Alex Silva|Estadão
Alex Silva|Estadão

'O Topo da Montanha' mira conflitos passados e presentes

Lázaro Ramos e Taís Araújo estão no elenco do espetáculo

Maria Eugênia de Menezes, O Estado de S.Paulo

20 de novembro de 2015 | 03h00

Todos podem estar em todos os lugares. E têm os mesmos direitos. Mas, estranhamente, acostumamo-nos a conviver com plateias brancas. Em São Paulo, 2015, ainda soa natural que todos os que se sentam ao seu lado sejam brancos. Como se fôssemos regidos por uma canhestra – e bem pouco razoável – lei universal de separação de corpos.

O Topo da Montanha, em cartaz no Teatro Faap, vem falar do ápice do movimento pelos direitos civis nos Estados Unidos. Época de Malcolm X, dos Panteras Negras e, em especial, de Martin Luther King. Há, portanto, uma considerável distância espacial e temporal a nos resguardar do desconforto do embate verbal travado nessa obra da dramaturga norte-americana Katori Hall. Não é difícil, porém, para quem olha ao redor, para quem observa os espectadores no escuro da sala de teatro, entender que não se trata de uma trivial visita a um longínquo episódio histórico.

A peça de Katori estreou em Londres, em 2009. Calorosamente aplaudida pela crítica, a produção logo trocou um teatrinho no circuito off pelo West End. Levou o prêmio Lawrence Olivier daquele. E logo chegou à Broadway, com Samuel L. Jackson, no papel de Martin Luther King.

Aqui é Lázaro Ramos a assumir o personagem icônico e também a direção, dividida com Fernando Philbert. Quando entra em cena, cercado por efeitos que emulam uma chuva torrencial, raios e trovões, ele entrega ao espectador o que seria um vislumbre do último dia de King, antes do assassinato em Memphis e do lendário discurso ‘I’ve been to the Mountaintop’.

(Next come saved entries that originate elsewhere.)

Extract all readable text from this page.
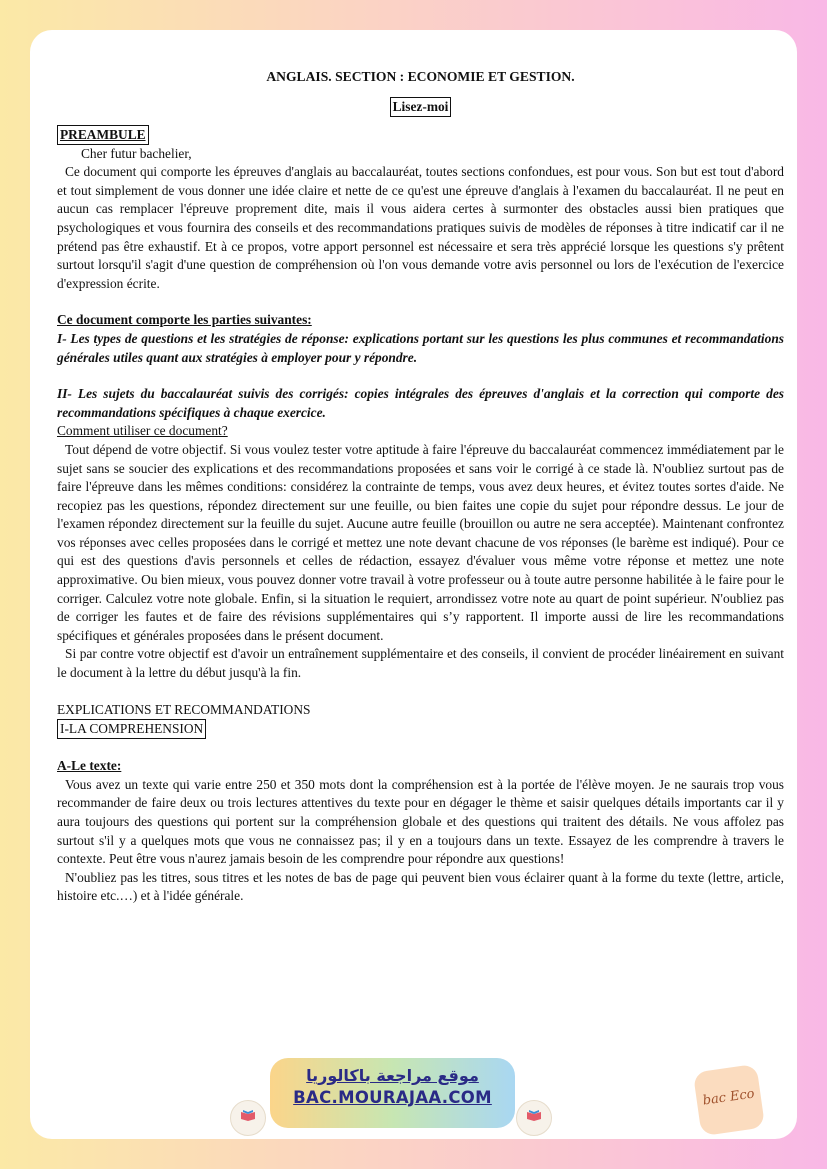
ANGLAIS. SECTION : ECONOMIE ET GESTION.
Lisez-moi
PREAMBULE

Cher futur bachelier,

Ce document qui comporte les épreuves d'anglais au baccalauréat, toutes sections confondues, est pour vous. Son but est tout d'abord et tout simplement de vous donner une idée claire et nette de ce qu'est une épreuve d'anglais à l'examen du baccalauréat. Il ne peut en aucun cas remplacer l'épreuve proprement dite, mais il vous aidera certes à surmonter des obstacles aussi bien pratiques que psychologiques et vous fournira des conseils et des recommandations pratiques suivis de modèles de réponses à titre indicatif car il ne prétend pas être exhaustif. Et à ce propos, votre apport personnel est nécessaire et sera très apprécié lorsque les questions s'y prêtent surtout lorsqu'il s'agit d'une question de compréhension où l'on vous demande votre avis personnel ou lors de l'exécution de l'exercice d'expression écrite.

Ce document comporte les parties suivantes:

I- Les types de questions et les stratégies de réponse: explications portant sur les questions les plus communes et recommandations générales utiles quant aux stratégies à employer pour y répondre.

II- Les sujets du baccalauréat suivis des corrigés: copies intégrales des épreuves d'anglais et la correction qui comporte des recommandations spécifiques à chaque exercice.

Comment utiliser ce document?

Tout dépend de votre objectif. Si vous voulez tester votre aptitude à faire l'épreuve du baccalauréat commencez immédiatement par le sujet sans se soucier des explications et des recommandations proposées et sans voir le corrigé à ce stade là. N'oubliez surtout pas de faire l'épreuve dans les mêmes conditions: considérez la contrainte de temps, vous avez deux heures, et évitez toutes sortes d'aide. Ne recopiez pas les questions, répondez directement sur une feuille, ou bien faites une copie du sujet pour répondre dessus. Le jour de l'examen répondez directement sur la feuille du sujet. Aucune autre feuille (brouillon ou autre ne sera acceptée). Maintenant confrontez vos réponses avec celles proposées dans le corrigé et mettez une note devant chacune de vos réponses (le barème est indiqué). Pour ce qui est des questions d'avis personnels et celles de rédaction, essayez d'évaluer vous même votre réponse et mettez une note approximative. Ou bien mieux, vous pouvez donner votre travail à votre professeur ou à toute autre personne habilitée à le faire pour le corriger. Calculez votre note globale. Enfin, si la situation le requiert, arrondissez votre note au quart de point supérieur. N'oubliez pas de corriger les fautes et de faire des révisions supplémentaires qui s’y rapportent. Il importe aussi de lire les recommandations spécifiques et générales proposées dans le présent document.

Si par contre votre objectif est d'avoir un entraînement supplémentaire et des conseils, il convient de procéder linéairement en suivant le document à la lettre du début jusqu'à la fin.

EXPLICATIONS ET RECOMMANDATIONS

I-LA COMPREHENSION

A-Le texte:

Vous avez un texte qui varie entre 250 et 350 mots dont la compréhension est à la portée de l'élève moyen. Je ne saurais trop vous recommander de faire deux ou trois lectures attentives du texte pour en dégager le thème et saisir quelques détails importants car il y aura toujours des questions qui portent sur la compréhension globale et des questions qui traitent des détails. Ne vous affolez pas surtout s'il y a quelques mots que vous ne connaissez pas; il y en a toujours dans un texte. Essayez de les comprendre à travers le contexte. Peut être vous n'aurez jamais besoin de les comprendre pour répondre aux questions!

N'oubliez pas les titres, sous titres et les notes de bas de page qui peuvent bien vous éclairer quant à la forme du texte (lettre, article, histoire etc.…) et à l'idée générale.

موقع مراجعة باكالوريا
BAC.MOURAJAA.COM	bac Eco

No que teria pensado nessa noite? Nessa ficção, ele está em um quarto de hotel, sozinho. Tosse, combalido. E trava uma improvável batalha verbal com a camareira Camei, interpretada por Taís Araújo. Não se trata de descobrir quem está certo. Mas de evidenciar os gargalos no discurso pacifista. Assim como havia incoerências na reação violenta do movimento negro. Trata-se de um teatro de feições tradicionais, não propriamente pelo conteúdo, mas pela forma: a de uma drama calcado em conflitos entre personagens antagonistas.

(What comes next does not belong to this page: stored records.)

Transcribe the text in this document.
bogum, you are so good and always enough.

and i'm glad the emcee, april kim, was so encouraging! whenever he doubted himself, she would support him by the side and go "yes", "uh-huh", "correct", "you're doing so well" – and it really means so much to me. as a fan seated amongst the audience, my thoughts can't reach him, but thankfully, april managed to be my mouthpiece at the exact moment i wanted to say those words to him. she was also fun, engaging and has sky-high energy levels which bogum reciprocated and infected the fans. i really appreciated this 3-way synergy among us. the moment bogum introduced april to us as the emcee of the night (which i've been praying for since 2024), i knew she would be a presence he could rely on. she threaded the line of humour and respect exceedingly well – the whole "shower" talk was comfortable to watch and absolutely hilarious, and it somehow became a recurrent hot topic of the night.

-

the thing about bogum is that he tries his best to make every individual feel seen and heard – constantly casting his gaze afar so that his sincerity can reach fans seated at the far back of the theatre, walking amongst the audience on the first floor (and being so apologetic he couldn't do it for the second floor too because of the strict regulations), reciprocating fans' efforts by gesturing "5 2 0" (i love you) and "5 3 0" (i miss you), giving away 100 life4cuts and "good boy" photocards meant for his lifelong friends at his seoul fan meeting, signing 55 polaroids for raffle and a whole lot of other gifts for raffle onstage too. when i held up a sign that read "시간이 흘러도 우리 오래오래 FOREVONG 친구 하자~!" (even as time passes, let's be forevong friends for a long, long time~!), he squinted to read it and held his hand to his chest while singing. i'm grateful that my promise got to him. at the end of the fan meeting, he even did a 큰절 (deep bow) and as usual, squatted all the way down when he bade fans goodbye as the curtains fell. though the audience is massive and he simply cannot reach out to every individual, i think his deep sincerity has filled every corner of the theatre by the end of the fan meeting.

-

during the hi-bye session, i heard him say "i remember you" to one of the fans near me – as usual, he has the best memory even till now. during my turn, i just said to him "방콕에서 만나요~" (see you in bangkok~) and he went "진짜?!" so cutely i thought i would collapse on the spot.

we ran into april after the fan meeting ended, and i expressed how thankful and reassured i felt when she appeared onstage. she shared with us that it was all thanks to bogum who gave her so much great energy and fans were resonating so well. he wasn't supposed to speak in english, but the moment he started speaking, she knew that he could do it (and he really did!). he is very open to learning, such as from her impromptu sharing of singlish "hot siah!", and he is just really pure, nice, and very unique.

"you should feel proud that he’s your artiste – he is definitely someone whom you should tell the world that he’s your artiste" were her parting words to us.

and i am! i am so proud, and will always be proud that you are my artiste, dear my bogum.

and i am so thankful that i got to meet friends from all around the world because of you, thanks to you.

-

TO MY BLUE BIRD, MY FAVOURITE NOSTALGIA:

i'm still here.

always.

Ancorada nos diálogos cheios de chistes, a atriz tempera com ironia o debate acirrado. Tal energia cáustica encontra bom contraponto na composição de Lázaro Ramos, que desenha um missionário convicto de suas ideias, mas tolerante. Correto, mas desejoso do jogo de gato e rato estabelecido com uma parceira tão improvável e sagaz.

Muito do tônus da peleja se perde quando a camareira revela sua verdadeira identidade e os propósitos de sua vinda. A mordacidade dos argumentos cede espaço a conclusões grandiloquentes e promessas de redenção. Mesmo a concepção cenográfica sublinha essa mudança de tom. O que era um quarto de hotel se expande, ganha amplitude, tomas as feições de uma antessala da morte próxima; e o uso de projeções vem sublinhar, em demasia, os já evidentes pontos de contato entre passado e presente.

 

O TOPO DA MONTANHA

Teatro Faap. Rua Alagoas, 903, tel. 3662-7233. 6ª, 21h30; sáb., 21h; dom., 18h. R$ 90. Até 13/12.